As a highly collaborative engineer, you enjoy solving complex infrastructure and security problems that directly enable business and product teams.
You have a strong sense of ownership and are comfortable with hands-on technical work across cloud, platform, and security domains. You will work at the intersection of platform engineering, DevOps, security, and MLOps, collaborating with Machine Learning Engineers (MLEs), Data Engineers (DEs), Data Scientists (DS), Product Managers, and InfoSec teams to build and operate secure, scalable, and production-grade cloud environments and reusable infrastructure assets.
You will be responsible for designing and maintaining secure multi-account cloud environments that power data platforms, ML workloads, and product applications.
Your responsibilities will include building and managing multi-account AWS environments (Dev, Staging, Prod) following security and governance best practices; provisioning and managing infrastructure using Terraform (Infrastructure as Code); deploying, operating, and scaling Kubernetes (EKS) clusters for data and ML workloads; implementing autoscaling and cost optimization using tools such as Karpenter; designing and maintaining CI/CD pipelines using GitHub Actions and similar tools; implementing GitOps practices using ArgoCD; orchestrating ML/data workflows using Argo Workflows; working closely with InfoSec engineers to monitor, prioritize, and remediate vulnerabilities across cloud, containers, and pipelines; integrating security practices into CI/CD (container scanning, IaC scanning, dependency scanning); managing IAM, networking, secrets, encryption, and cloud security baselines; implementing logging, monitoring, and alerting for infrastructure and platform reliability; supporting ML and data teams with scalable environments for model training, pipelines, and batch workloads; and driving automation to improve reliability and reduce operational overhead.
What you’ll learn includes how secure, scalable cloud platforms are designed to support ML and data products in production; best practices in DevSecOps, cloud governance, and Kubernetes platform engineering; how MLOps, CI/CD, and GitOps practices come together to enable rapid but safe delivery; operating production systems across multiple AWS accounts with strong security controls; and working cross-functionally with product, data, and security stakeholders in a fast-paced environment.
You will work on the platforms, frameworks, and automation tooling that Data Scientists, Data Engineers, and ML Engineers rely on to move from experimentation to reliable production impact.

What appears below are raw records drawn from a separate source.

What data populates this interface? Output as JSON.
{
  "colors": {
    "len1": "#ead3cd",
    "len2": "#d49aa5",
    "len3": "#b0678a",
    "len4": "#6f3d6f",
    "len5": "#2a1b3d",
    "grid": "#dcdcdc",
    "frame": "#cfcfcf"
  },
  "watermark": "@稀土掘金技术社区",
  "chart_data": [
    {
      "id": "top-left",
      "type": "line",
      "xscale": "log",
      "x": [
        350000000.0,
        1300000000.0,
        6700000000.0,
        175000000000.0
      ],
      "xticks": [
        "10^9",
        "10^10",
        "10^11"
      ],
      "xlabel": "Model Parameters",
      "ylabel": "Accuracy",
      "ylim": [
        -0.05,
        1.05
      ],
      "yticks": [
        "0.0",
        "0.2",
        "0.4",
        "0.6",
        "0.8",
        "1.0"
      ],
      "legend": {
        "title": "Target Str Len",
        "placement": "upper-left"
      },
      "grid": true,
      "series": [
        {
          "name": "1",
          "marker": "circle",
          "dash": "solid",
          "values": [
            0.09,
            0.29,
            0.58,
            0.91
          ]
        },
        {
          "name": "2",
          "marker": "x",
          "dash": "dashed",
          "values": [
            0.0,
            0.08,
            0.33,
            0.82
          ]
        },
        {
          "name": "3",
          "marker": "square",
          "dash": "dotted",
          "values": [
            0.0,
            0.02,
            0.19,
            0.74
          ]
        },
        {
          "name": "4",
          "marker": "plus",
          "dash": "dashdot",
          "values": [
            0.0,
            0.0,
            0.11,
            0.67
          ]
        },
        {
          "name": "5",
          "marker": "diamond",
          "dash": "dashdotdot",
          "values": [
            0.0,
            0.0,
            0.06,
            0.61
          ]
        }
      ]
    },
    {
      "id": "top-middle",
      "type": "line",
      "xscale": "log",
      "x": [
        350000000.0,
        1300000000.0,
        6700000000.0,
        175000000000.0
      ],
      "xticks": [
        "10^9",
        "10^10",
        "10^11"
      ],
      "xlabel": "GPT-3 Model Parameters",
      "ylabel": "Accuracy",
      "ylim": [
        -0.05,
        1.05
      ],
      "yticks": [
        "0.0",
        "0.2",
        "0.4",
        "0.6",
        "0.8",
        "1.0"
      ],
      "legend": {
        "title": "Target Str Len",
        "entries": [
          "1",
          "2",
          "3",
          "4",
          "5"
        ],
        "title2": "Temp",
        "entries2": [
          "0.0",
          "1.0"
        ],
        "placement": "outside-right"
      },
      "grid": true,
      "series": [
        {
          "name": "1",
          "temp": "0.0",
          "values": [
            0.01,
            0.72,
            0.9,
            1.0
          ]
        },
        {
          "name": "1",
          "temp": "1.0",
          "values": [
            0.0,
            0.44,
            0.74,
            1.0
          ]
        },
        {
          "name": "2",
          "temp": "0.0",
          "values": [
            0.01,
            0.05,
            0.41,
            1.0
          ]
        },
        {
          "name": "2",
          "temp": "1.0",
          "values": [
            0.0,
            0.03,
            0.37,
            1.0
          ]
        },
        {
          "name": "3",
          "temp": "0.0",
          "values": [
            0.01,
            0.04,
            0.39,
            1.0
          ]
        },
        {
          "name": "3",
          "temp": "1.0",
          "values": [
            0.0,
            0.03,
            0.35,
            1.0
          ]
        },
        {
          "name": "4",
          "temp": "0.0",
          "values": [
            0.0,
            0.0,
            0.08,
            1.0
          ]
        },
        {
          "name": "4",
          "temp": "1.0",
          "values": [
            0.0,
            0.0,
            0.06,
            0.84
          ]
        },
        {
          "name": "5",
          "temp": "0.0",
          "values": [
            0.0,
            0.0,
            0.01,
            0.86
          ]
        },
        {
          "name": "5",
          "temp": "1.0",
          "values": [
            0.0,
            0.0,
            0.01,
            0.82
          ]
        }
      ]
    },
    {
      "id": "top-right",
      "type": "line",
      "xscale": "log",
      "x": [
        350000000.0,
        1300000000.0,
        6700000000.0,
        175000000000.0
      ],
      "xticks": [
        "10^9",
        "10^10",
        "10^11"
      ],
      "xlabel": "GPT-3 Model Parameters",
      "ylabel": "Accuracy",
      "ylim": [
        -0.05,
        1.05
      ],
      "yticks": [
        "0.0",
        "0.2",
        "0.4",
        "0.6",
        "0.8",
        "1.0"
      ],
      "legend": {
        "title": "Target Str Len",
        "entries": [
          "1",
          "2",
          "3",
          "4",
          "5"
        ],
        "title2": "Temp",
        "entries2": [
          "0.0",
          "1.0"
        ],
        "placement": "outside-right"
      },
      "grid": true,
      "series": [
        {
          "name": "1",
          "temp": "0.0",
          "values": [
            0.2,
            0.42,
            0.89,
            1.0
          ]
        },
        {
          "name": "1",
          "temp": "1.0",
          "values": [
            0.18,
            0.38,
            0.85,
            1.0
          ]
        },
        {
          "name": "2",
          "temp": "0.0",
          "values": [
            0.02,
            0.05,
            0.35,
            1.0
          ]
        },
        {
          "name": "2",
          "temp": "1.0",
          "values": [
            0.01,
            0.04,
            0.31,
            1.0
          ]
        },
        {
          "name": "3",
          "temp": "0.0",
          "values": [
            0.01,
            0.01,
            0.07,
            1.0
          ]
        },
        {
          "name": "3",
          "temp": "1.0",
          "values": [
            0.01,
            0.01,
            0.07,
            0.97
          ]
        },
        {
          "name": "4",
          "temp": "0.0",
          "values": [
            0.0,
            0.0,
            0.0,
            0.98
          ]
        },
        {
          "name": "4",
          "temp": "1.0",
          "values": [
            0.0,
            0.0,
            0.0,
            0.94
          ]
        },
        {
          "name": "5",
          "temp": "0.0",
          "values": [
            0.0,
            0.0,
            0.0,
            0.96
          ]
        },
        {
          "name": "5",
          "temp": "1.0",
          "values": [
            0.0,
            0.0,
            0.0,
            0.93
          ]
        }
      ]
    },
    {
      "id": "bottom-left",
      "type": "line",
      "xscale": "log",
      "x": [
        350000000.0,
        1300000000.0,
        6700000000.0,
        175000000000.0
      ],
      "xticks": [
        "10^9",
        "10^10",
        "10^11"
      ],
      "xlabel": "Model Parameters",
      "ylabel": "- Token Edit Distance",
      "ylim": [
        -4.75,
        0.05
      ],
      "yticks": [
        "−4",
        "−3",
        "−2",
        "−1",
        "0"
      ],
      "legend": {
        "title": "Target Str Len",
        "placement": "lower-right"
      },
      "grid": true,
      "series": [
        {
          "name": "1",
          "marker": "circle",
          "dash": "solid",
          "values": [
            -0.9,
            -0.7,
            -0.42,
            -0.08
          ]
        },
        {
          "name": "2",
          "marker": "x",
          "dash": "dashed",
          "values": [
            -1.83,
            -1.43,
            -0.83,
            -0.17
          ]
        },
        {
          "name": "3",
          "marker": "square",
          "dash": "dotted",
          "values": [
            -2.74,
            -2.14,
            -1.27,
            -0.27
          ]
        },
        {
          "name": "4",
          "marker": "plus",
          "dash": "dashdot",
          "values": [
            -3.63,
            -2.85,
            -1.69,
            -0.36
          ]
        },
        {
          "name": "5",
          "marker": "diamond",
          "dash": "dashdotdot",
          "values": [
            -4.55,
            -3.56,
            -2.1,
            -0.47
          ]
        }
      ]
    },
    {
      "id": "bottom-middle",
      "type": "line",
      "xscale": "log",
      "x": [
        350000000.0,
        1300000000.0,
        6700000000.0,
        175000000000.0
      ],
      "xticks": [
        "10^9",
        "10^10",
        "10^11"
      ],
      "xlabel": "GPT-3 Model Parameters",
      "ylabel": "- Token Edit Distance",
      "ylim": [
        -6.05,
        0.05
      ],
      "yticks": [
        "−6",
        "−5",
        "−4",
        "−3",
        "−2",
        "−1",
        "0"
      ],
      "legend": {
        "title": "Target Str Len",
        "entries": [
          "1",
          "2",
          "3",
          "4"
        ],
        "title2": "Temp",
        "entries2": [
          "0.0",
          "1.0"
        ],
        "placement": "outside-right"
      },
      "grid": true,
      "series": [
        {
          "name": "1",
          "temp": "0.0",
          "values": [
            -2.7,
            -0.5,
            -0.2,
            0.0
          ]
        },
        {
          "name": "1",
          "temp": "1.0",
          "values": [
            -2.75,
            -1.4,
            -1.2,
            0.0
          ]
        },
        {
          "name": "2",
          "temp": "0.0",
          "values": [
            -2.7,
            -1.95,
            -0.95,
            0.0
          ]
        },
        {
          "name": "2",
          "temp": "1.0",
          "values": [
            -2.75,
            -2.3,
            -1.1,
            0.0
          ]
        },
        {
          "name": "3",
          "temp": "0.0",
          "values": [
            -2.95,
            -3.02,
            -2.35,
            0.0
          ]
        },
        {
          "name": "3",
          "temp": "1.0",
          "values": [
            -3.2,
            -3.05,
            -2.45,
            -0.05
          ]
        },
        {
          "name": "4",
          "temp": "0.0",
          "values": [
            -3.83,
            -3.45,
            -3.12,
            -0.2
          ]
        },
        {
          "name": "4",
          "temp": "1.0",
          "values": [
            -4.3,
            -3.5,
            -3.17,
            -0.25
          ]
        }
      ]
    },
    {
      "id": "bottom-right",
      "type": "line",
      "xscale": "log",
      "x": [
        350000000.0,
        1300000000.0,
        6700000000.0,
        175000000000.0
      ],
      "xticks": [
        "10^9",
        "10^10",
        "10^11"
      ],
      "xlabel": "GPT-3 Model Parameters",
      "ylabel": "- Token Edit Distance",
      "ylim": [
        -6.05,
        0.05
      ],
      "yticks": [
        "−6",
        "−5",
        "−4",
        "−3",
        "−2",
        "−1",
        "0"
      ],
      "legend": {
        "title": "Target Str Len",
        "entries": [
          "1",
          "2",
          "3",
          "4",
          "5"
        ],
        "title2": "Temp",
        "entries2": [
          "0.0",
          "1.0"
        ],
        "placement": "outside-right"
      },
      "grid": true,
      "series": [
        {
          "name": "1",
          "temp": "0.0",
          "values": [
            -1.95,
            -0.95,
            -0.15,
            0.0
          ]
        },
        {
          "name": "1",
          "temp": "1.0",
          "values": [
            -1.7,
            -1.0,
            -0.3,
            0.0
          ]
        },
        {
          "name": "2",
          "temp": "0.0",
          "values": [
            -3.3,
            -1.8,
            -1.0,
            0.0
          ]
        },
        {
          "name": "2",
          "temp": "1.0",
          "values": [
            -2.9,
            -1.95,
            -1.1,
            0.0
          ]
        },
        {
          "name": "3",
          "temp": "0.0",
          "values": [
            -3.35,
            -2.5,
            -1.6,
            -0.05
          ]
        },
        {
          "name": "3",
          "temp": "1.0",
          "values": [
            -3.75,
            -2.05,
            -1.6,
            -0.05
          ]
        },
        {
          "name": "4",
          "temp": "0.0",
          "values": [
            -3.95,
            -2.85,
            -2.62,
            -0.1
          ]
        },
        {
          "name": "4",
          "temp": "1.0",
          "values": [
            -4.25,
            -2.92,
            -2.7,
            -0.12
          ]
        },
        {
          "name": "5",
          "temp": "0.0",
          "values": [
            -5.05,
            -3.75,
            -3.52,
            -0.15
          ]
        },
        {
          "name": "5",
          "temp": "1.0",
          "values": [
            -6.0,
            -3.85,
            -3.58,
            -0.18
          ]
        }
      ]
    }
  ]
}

Your real-world impact includes fusing platform, security, and scale as you work with modern cloud-native technologies and security-first engineering practices; multidisciplinary teamwork as you collaborate with ML, data, product, and security experts; contributing to an innovative engineering culture with a strong focus on automation, reliability, and continuous improvement; and striving for excellence as you build infrastructure that directly enables high-impact data and ML products.